(Bloomberg) — Two of the largest U.S. steelmakers posted record quarterly profit that easily beat analysts’ estimates during the greatest steel rally in a generation.
Yet investors clearly focused more on the outlook from Nucor Corp. and Cleveland-Cliffs Inc. Cliffs projected higher full-year earnings that didn’t appear to be enough to satisfy investors already enjoying strong returns.

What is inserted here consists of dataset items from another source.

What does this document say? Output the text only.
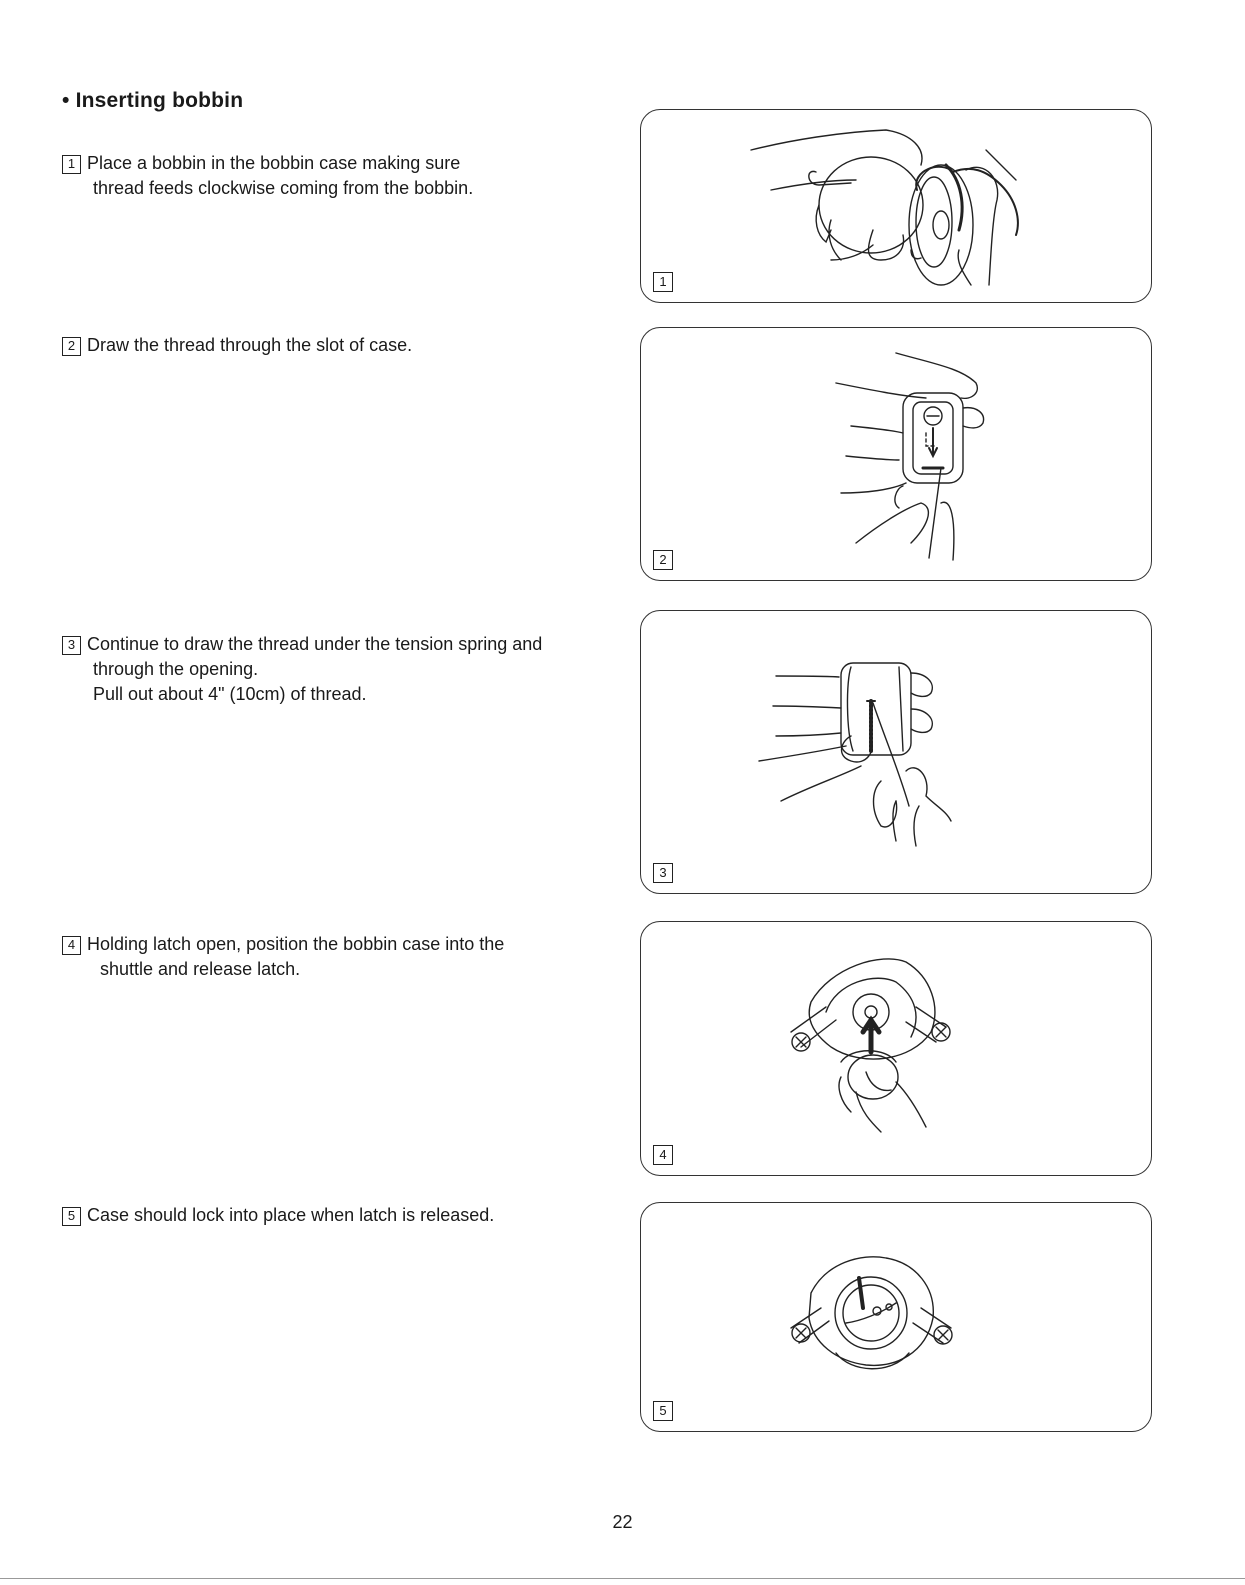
• Inserting bobbin
1 Place a bobbin in the bobbin case making sure
thread feeds clockwise coming from the bobbin.
2 Draw the thread through the slot of case.
3 Continue to draw the thread under the tension spring and
through the opening.
Pull out about 4" (10cm) of thread.
4 Holding latch open, position the bobbin case into the
shuttle and release latch.
5 Case should lock into place when latch is released.
1
2
3
4
5
22
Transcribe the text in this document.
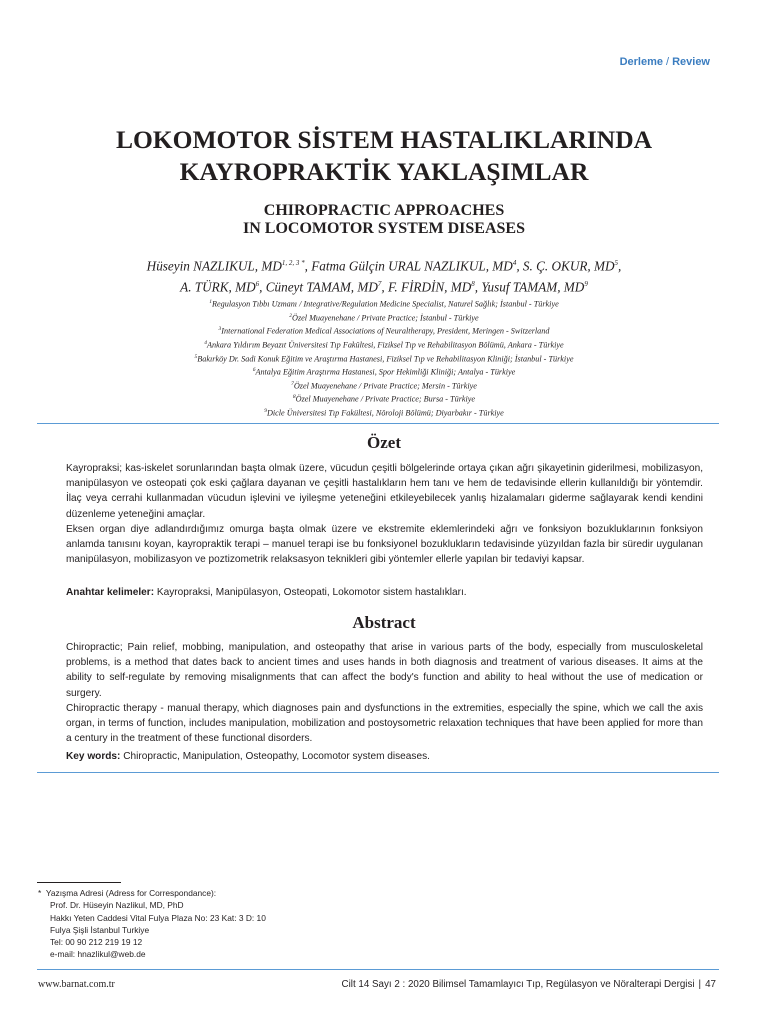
Derleme / Review
LOKOMOTOR SİSTEM HASTALIKLARINDA
KAYROPRAKTİK YAKLAŞIMLAR
CHIROPRACTIC APPROACHES
IN LOCOMOTOR SYSTEM DISEASES
Hüseyin NAZLIKUL, $MD^{1, 2, 3 *}$, Fatma Gülçin URAL NAZLIKUL, $MD^4$, S. Ç. OKUR, $MD^5$,
A. TÜRK, $MD^6$, Cüneyt TAMAM, $MD^7$, F. FİRDİN, $MD^8$, Yusuf TAMAM, $MD^9$
$^1$Regulasyon Tıbbı Uzmanı / Integrative/Regulation Medicine Specialist, Naturel Sağlık; İstanbul - Türkiye
$^2$Özel Muayenehane / Private Practice; İstanbul - Türkiye
$^3$International Federation Medical Associations of Neuraltherapy, President, Meringen - Switzerland
$^4$Ankara Yıldırım Beyazıt Üniversitesi Tıp Fakültesi, Fiziksel Tıp ve Rehabilitasyon Bölümü, Ankara - Türkiye
$^5$Bakırköy Dr. Sadi Konuk Eğitim ve Araştırma Hastanesi, Fiziksel Tıp ve Rehabilitasyon Kliniği; İstanbul - Türkiye
$^6$Antalya Eğitim Araştırma Hastanesi, Spor Hekimliği Kliniği; Antalya - Türkiye
$^7$Özel Muayenehane / Private Practice; Mersin - Türkiye
$^8$Özel Muayenehane / Private Practice; Bursa - Türkiye
$^9$Dicle Üniversitesi Tıp Fakültesi, Nöroloji Bölümü; Diyarbakır - Türkiye
Özet

Kayropraksi; kas-iskelet sorunlarından başta olmak üzere, vücudun çeşitli bölgelerinde ortaya çıkan ağrı şikayetinin giderilmesi, mobilizasyon, manipülasyon ve osteopati çok eski çağlara dayanan ve çeşitli hastalıkların hem tanı ve hem de tedavisinde ellerin kullanıldığı bir yöntemdir. İlaç veya cerrahi kullanmadan vücudun işlevini ve iyileşme yeteneğini etkileyebilecek yanlış hizalamaları giderme sağlayarak kendi kendini düzenleme yeteneğini amaçlar.

Eksen organ diye adlandırdığımız omurga başta olmak üzere ve ekstremite eklemlerindeki ağrı ve fonksiyon bozukluklarının fonksiyon anlamda tanısını koyan, kayropraktik terapi – manuel terapi ise bu fonksiyonel bozuklukların tedavisinde yüzyıldan fazla bir süredir uygulanan manipülasyon, mobilizasyon ve poztizometrik relaksasyon teknikleri gibi yöntemler ellerle yapılan bir tedaviyi kapsar.

Anahtar kelimeler: Kayropraksi, Manipülasyon, Osteopati, Lokomotor sistem hastalıkları.
Abstract

Chiropractic; Pain relief, mobbing, manipulation, and osteopathy that arise in various parts of the body, especially from musculoskeletal problems, is a method that dates back to ancient times and uses hands in both diagnosis and treatment of various diseases. It aims at the ability to self-regulate by removing misalignments that can affect the body's function and ability to heal without the use of medication or surgery.

Chiropractic therapy - manual therapy, which diagnoses pain and dysfunctions in the extremities, especially the spine, which we call the axis organ, in terms of function, includes manipulation, mobilization and postoysometric relaxation techniques that have been applied for more than a century in the treatment of these functional disorders.

Key words: Chiropractic, Manipulation, Osteopathy, Locomotor system diseases.
* Yazışma Adresi (Adress for Correspondance):
Prof. Dr. Hüseyin Nazlikul, MD, PhD
Hakkı Yeten Caddesi Vital Fulya Plaza No: 23 Kat: 3 D: 10
Fulya Şişli İstanbul Turkiye
Tel: 00 90 212 219 19 12
e-mail: hnazlikul@web.de
www.barnat.com.tr	Cilt 14 Sayı 2 : 2020 Bilimsel Tamamlayıcı Tıp, Regülasyon ve Nöralterapi Dergisi | 47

Nucor gained after its chief executive officer said on an analysts’ call that third-quarter shipments will be slightly better than the prior quarter.
Nucor shares ended the day 1% higher in New York trading while Cliffs stock pared losses to close down 0.5%. The second quarter set a new benchmark for profits by the metal makers amid a generational rally that has boosted benchmark domestic steel prices more than 75% this year.

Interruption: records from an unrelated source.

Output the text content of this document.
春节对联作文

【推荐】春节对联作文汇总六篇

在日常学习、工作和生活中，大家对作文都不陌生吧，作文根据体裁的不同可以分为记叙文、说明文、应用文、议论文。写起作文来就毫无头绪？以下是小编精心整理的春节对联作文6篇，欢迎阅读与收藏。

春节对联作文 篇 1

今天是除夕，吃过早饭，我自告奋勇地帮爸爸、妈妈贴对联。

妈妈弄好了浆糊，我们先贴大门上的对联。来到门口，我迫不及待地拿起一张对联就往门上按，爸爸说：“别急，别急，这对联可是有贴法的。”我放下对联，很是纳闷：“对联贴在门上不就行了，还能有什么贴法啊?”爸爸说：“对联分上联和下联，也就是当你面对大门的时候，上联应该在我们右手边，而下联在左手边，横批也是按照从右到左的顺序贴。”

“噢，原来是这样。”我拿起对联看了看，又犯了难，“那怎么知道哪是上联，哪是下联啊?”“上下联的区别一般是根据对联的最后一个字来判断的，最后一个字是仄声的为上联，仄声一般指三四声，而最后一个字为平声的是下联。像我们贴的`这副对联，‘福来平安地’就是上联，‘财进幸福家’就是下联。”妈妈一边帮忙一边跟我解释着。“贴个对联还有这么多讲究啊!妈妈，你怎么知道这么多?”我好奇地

Nucor, the largest U.S. producer, and Cliffs, the second largest, said they expect to extend the record streak into the third quarter, following a similar prediction earlier this week by Steel Dynamics Inc. Cliffs upped its guidance for earnings before interest, taxes, depreciation and amortization, but didn’t specifically cite its steel price assumptions. That gives investors cause for concern, according to Keybanc Capital Markets analyst Phil Gibbs.
Cliffs “missed our second-quarter number and our third-quarter outlook,” Gibbs said in an email. “They moved guidance to $5.5 billion for the year versus a prior $5 billion, but I think investors were thinking higher.”
Nucor CEO Leon Topalian said on the earnings call that he expects third-quarter steel shipments to be “slightly higher” sequentially, indicating that all of its end markets are growing. The Charlotte, North Carolina-based steelmaker is seeing signs of activity in its business that supplies the oil and gas industry, while inventories for the automotive sector are “staggeringly” low, he said.
(Adds Nucor CEO comments in second and sixth paragraphs, updates shares.)